When withdrawing cash from ATMs abroad, you will often notice two screens. One is a charge for withdrawal (which may mention VAT too.) The rate can vary between different ATMs.

For example: We have seen rates go from 48 pesos all the way up to 176 pesos. Be sure to check a few different ATMs before withdrawing your money to find the lowest charge.

The second thing you will notice is a screen with a conversation rate. You will have the option to accept or decline the conversion. ALWAYS decline. This is NOT cancelling your withdrawal, it is simply refusing the exchange rate that the ATM is offering. You want to decline this conversion as it will always offer you a worse rate to make the operator more money.


For example: Most ATMs in Mexico, to withdraw 9,000 pesos (approx. USD 440) would lose anywhere between USD 20 - 40 by accepting the conversion.
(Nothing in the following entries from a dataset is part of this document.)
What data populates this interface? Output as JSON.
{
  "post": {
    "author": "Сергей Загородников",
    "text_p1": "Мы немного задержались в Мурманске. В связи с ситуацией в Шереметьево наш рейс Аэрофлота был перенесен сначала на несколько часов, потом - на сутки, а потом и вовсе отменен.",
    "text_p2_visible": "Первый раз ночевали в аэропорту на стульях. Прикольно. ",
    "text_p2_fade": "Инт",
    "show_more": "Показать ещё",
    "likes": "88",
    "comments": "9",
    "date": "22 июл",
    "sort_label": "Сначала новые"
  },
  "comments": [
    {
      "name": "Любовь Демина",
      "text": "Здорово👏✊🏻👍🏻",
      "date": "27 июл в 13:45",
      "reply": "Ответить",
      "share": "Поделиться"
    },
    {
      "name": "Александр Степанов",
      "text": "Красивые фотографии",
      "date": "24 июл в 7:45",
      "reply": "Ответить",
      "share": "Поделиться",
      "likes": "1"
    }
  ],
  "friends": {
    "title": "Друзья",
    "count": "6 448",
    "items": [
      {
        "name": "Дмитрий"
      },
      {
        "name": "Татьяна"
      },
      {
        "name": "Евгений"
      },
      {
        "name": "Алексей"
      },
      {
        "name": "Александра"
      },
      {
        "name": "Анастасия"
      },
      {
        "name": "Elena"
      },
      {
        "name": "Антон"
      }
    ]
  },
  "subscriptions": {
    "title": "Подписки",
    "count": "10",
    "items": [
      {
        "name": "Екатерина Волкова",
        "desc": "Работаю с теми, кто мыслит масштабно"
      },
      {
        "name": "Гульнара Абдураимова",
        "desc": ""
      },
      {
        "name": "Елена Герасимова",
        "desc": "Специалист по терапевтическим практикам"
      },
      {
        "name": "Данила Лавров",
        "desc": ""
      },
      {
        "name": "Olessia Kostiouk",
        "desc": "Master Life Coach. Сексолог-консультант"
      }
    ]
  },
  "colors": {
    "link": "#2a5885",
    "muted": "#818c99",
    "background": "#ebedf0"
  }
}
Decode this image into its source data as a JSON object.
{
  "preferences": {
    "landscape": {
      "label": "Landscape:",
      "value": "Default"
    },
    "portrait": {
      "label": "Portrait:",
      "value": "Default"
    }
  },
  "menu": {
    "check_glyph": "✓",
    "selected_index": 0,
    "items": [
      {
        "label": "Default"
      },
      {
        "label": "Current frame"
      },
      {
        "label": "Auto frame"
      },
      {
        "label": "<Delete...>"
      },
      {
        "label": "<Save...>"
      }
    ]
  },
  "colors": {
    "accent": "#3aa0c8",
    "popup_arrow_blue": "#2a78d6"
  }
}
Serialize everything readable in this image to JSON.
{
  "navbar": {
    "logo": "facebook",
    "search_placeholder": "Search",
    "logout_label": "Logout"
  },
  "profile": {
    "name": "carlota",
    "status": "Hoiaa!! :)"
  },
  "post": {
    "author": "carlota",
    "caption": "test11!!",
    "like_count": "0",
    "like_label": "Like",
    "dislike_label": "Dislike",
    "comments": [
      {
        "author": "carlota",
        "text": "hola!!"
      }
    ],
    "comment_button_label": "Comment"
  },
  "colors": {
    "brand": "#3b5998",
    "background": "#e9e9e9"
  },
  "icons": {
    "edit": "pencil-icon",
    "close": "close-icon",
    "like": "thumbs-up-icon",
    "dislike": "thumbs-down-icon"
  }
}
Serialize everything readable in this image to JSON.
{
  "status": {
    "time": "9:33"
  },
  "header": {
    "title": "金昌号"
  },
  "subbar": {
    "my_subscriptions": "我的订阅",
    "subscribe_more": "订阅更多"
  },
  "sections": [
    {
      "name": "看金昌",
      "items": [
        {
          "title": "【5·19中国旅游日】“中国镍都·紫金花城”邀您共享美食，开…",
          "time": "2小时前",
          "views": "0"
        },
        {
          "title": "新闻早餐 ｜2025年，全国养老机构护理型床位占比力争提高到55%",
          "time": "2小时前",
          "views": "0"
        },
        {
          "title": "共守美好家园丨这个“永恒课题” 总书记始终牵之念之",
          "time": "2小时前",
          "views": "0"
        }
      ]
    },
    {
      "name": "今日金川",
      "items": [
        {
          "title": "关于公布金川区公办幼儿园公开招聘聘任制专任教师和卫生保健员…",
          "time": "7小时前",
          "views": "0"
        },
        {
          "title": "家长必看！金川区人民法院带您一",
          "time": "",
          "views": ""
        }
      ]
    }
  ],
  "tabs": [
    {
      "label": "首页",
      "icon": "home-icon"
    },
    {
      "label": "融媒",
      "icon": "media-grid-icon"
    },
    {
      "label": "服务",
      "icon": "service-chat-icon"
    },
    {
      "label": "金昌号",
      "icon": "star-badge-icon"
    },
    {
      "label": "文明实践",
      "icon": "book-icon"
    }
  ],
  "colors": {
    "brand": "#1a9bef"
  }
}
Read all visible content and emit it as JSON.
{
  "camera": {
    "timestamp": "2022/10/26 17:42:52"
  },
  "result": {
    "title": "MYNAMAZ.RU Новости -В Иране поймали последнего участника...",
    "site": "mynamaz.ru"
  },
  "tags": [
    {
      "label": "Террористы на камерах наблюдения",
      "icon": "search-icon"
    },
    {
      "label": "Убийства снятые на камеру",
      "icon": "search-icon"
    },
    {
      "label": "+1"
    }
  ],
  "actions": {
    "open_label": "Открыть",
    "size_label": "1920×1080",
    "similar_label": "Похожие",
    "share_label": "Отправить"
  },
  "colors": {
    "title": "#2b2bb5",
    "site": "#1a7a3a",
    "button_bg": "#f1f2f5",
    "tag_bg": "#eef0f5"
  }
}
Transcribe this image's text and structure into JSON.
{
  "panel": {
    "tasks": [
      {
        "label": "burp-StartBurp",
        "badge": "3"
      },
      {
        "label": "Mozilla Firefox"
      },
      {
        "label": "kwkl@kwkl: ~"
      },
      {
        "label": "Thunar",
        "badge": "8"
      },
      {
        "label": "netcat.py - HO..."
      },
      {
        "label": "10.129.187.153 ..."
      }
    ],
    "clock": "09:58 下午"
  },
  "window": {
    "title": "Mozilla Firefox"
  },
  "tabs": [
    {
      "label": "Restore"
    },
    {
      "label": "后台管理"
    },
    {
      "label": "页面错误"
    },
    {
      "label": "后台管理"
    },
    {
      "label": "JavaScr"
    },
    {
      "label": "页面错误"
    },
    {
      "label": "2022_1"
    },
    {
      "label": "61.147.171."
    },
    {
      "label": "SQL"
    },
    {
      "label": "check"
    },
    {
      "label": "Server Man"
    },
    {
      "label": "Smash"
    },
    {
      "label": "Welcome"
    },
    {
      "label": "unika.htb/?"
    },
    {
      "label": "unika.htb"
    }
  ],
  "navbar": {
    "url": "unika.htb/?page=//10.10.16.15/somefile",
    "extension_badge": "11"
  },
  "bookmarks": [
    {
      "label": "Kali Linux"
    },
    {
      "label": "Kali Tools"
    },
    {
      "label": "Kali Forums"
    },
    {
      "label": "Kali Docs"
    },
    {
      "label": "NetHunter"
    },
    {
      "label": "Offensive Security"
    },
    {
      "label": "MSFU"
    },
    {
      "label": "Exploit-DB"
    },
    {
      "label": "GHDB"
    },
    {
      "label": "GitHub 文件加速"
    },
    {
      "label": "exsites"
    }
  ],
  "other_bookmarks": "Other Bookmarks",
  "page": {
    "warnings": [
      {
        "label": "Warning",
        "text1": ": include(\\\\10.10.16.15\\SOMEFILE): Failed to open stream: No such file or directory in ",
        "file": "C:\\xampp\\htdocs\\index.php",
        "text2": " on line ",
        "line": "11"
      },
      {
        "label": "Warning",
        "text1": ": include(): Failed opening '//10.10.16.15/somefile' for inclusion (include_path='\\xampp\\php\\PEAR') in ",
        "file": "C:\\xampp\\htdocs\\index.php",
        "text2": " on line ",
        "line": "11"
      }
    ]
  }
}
That is a lot of money to lose at the click of a button.


Tip: Take a photo of what conversion it offers you, decline it, then see the difference for yourself.


9. Staying in hostels with breakfast included is friendlier on the wallet

A decent breakfast in most places will cost you around 90-120 pesos per person. You can easily save money by booking in hostels that provide breakfast in the room rate, or at an additional affordable price (usually around 30-40 pesos.)


Cheaper morning eats can also be found at food trucks and local stalls, but they can be more taco or meaty orientated which might not be that appealing in the early hours of the day (unless you’ve partied all the way through and breakfast is technically your late night munchies, this could be the way forward for you!)

The best hostel breakfast we have had so far is at Mama’s Home in Tulum.


10. Right now is the perfect time to travel!

We are so grateful to be able to see the world in an entirely different way.


Travelling after Covid-19 enables you to visit new places and famous tourist landmarks with hardly anyone around. The quiet locations are even quieter, but the busy places are starting to liven up again.

No queue’s to take photos at wonder of the world, Chichén Itzá

The backside to all of this is that local communities have been damaged. You can help by booking that plane ticket, paying local guides to take you around, and spreading the word that these places are OPEN!